More men have come in from Bilibid and also all the guards have moved inside the fence. All Japanese now live inside the large double fence — they are completely surrounded by prisoners. I would not do it that way. Something is afoot but so far we are entirely in the dark as to what it is about. Most details remain as usual but more men have been relieved from jobs across the street.

A Utopian plan of all commissary food going into the general mess is now under discussion. I am all for it if it will increase the amount of food coming into camp and have voted for my pay to be turned in for said purpose. I have serious doubts as to practicability, however; you would be surprised at the number of obstacles in the way. Most of them come by way of graft, the rest by selfishness or distrust. Loyalty, trust and honesty are most assuredly not by-products of adversity — to put them in an exact category is difficult. I find them mostly in theory and mythology or fiction. Old Diogenes certainly had a point!!!

Patched up my wardrobe today — I can put on a mean patch — like most amateurs, they might not be works of art but they will stay on. Having finished elementary economics, I am now on an advanced course; it is interesting but not new but rather a coordination of thoughts already garnered by other methods or from other sources. I am considering getting a text on commercial law next. Might as well “improve my mind” as I sit and watch (?) my military career slowly but surely go up in smoke.

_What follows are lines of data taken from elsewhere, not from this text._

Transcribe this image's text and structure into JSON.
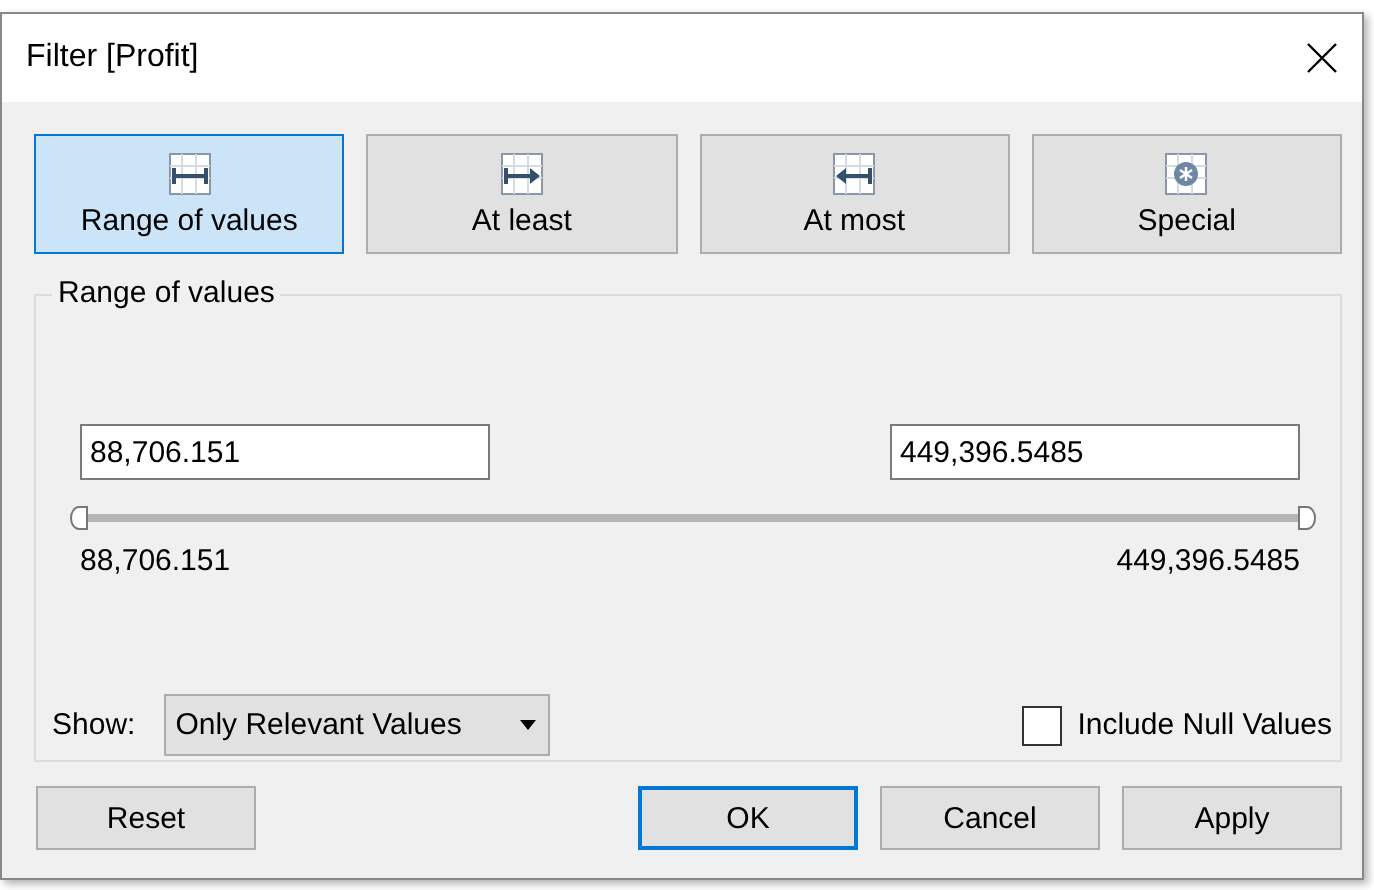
{
  "window": {
    "title": "Filter [Profit]"
  },
  "modes": [
    {
      "label": "Range of values",
      "kind": "range",
      "selected": true
    },
    {
      "label": "At least",
      "kind": "min",
      "selected": false
    },
    {
      "label": "At most",
      "kind": "max",
      "selected": false
    },
    {
      "label": "Special",
      "kind": "special",
      "selected": false
    }
  ],
  "group": {
    "title": "Range of values",
    "min_field": "88,706.151",
    "max_field": "449,396.5485",
    "min_label": "88,706.151",
    "max_label": "449,396.5485"
  },
  "slider": {
    "thumbs": [
      {
        "level": 0
      },
      {
        "level": 1
      }
    ]
  },
  "show": {
    "label": "Show:",
    "value": "Only Relevant Values"
  },
  "include_null": {
    "label": "Include Null Values",
    "checked": false
  },
  "buttons": [
    {
      "label": "Reset",
      "default": false
    },
    {
      "label": "OK",
      "default": true
    },
    {
      "label": "Cancel",
      "default": false
    },
    {
      "label": "Apply",
      "default": false
    }
  ]
}
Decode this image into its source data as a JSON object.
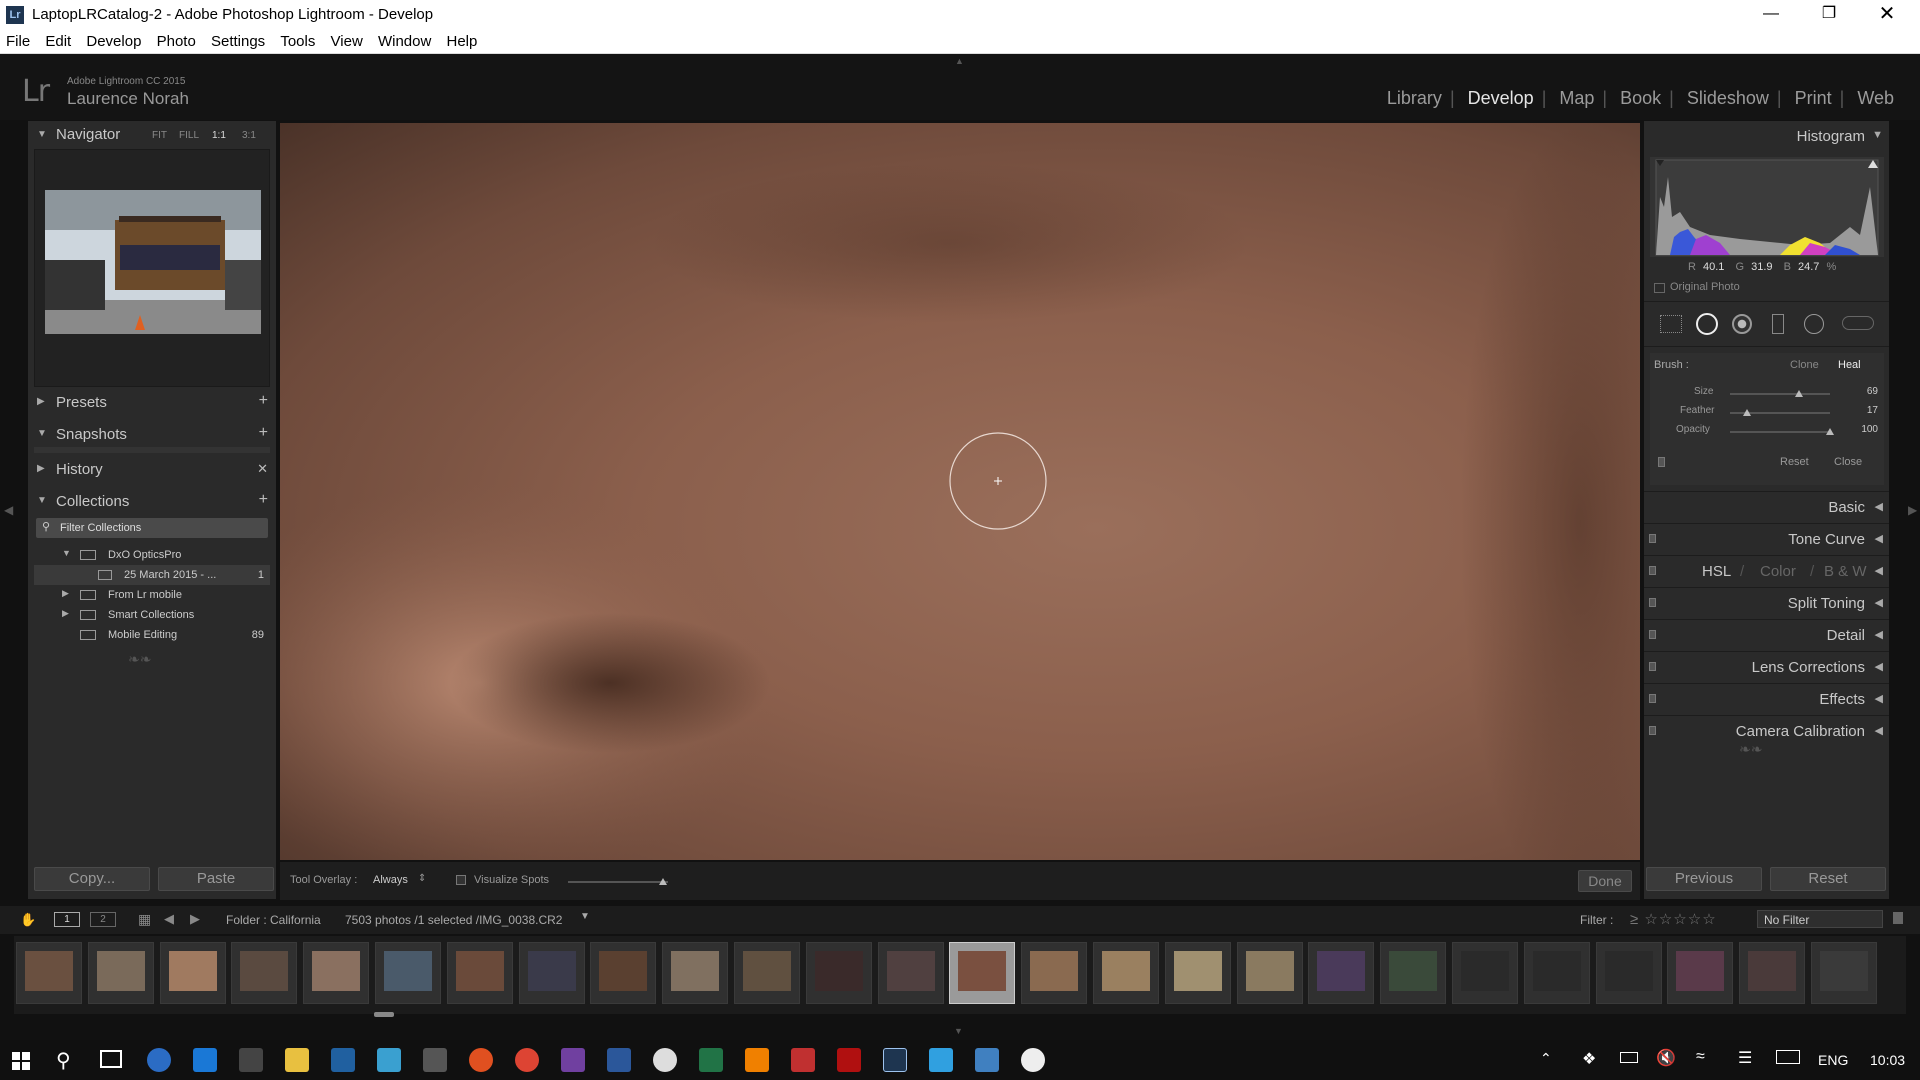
{
  "window": {
    "title": "LaptopLRCatalog-2 - Adobe Photoshop Lightroom - Develop",
    "app_icon": "Lr"
  },
  "menu": [
    "File",
    "Edit",
    "Develop",
    "Photo",
    "Settings",
    "Tools",
    "View",
    "Window",
    "Help"
  ],
  "identity": {
    "logo": "Lr",
    "version": "Adobe Lightroom CC 2015",
    "user": "Laurence Norah"
  },
  "modules": [
    {
      "label": "Library",
      "active": false
    },
    {
      "label": "Develop",
      "active": true
    },
    {
      "label": "Map",
      "active": false
    },
    {
      "label": "Book",
      "active": false
    },
    {
      "label": "Slideshow",
      "active": false
    },
    {
      "label": "Print",
      "active": false
    },
    {
      "label": "Web",
      "active": false
    }
  ],
  "navigator": {
    "title": "Navigator",
    "zoom": [
      "FIT",
      "FILL",
      "1:1",
      "3:1"
    ]
  },
  "left_panels": {
    "presets": "Presets",
    "snapshots": "Snapshots",
    "history": "History",
    "collections": "Collections",
    "filter_placeholder": "Filter Collections"
  },
  "collections": [
    {
      "label": "DxO OpticsPro",
      "count": ""
    },
    {
      "label": "25 March 2015 - ...",
      "count": "1"
    },
    {
      "label": "From Lr mobile",
      "count": ""
    },
    {
      "label": "Smart Collections",
      "count": ""
    },
    {
      "label": "Mobile Editing",
      "count": "89"
    }
  ],
  "left_buttons": {
    "copy": "Copy...",
    "paste": "Paste"
  },
  "histogram": {
    "title": "Histogram",
    "r_label": "R",
    "r": "40.1",
    "g_label": "G",
    "g": "31.9",
    "b_label": "B",
    "b": "24.7",
    "unit": "%",
    "original": "Original Photo"
  },
  "spot_tool": {
    "brush_label": "Brush :",
    "clone": "Clone",
    "heal": "Heal",
    "sliders": [
      {
        "label": "Size",
        "value": "69",
        "fraction": 0.69
      },
      {
        "label": "Feather",
        "value": "17",
        "fraction": 0.17
      },
      {
        "label": "Opacity",
        "value": "100",
        "fraction": 1.0
      }
    ],
    "reset": "Reset",
    "close": "Close"
  },
  "right_panels": {
    "basic": "Basic",
    "tone_curve": "Tone Curve",
    "hsl": "HSL",
    "color": "Color",
    "bw": "B & W",
    "split_toning": "Split Toning",
    "detail": "Detail",
    "lens": "Lens Corrections",
    "effects": "Effects",
    "calibration": "Camera Calibration"
  },
  "right_buttons": {
    "previous": "Previous",
    "reset": "Reset"
  },
  "toolbar": {
    "overlay_label": "Tool Overlay :",
    "overlay_value": "Always",
    "visualize": "Visualize Spots",
    "done": "Done"
  },
  "filmbar": {
    "folder": "Folder : California",
    "info": "7503 photos /1 selected /IMG_0038.CR2",
    "filter_label": "Filter :",
    "filter_value": "No Filter",
    "view1": "1",
    "view2": "2"
  },
  "filmstrip": {
    "count": 26,
    "selected_index": 13
  },
  "taskbar": {
    "lang": "ENG",
    "time": "10:03"
  },
  "colors": {
    "panel": "#2a2a2a",
    "bg": "#111111",
    "accent": "#e6e6e6"
  }
}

The Philippines are right at the top on the Y-priority list now and gay Pary on the A- list. Still hope to hang on here until our forces get here and take over. It will be hell for a while but heaven if we get through OK. Everything has tightened up here now and I hope some practical plan has been devised by the Japanese for the eventuality if and when they come. I assure you — they do not wait for the “Go” signal from me! Else they would have been here long ago.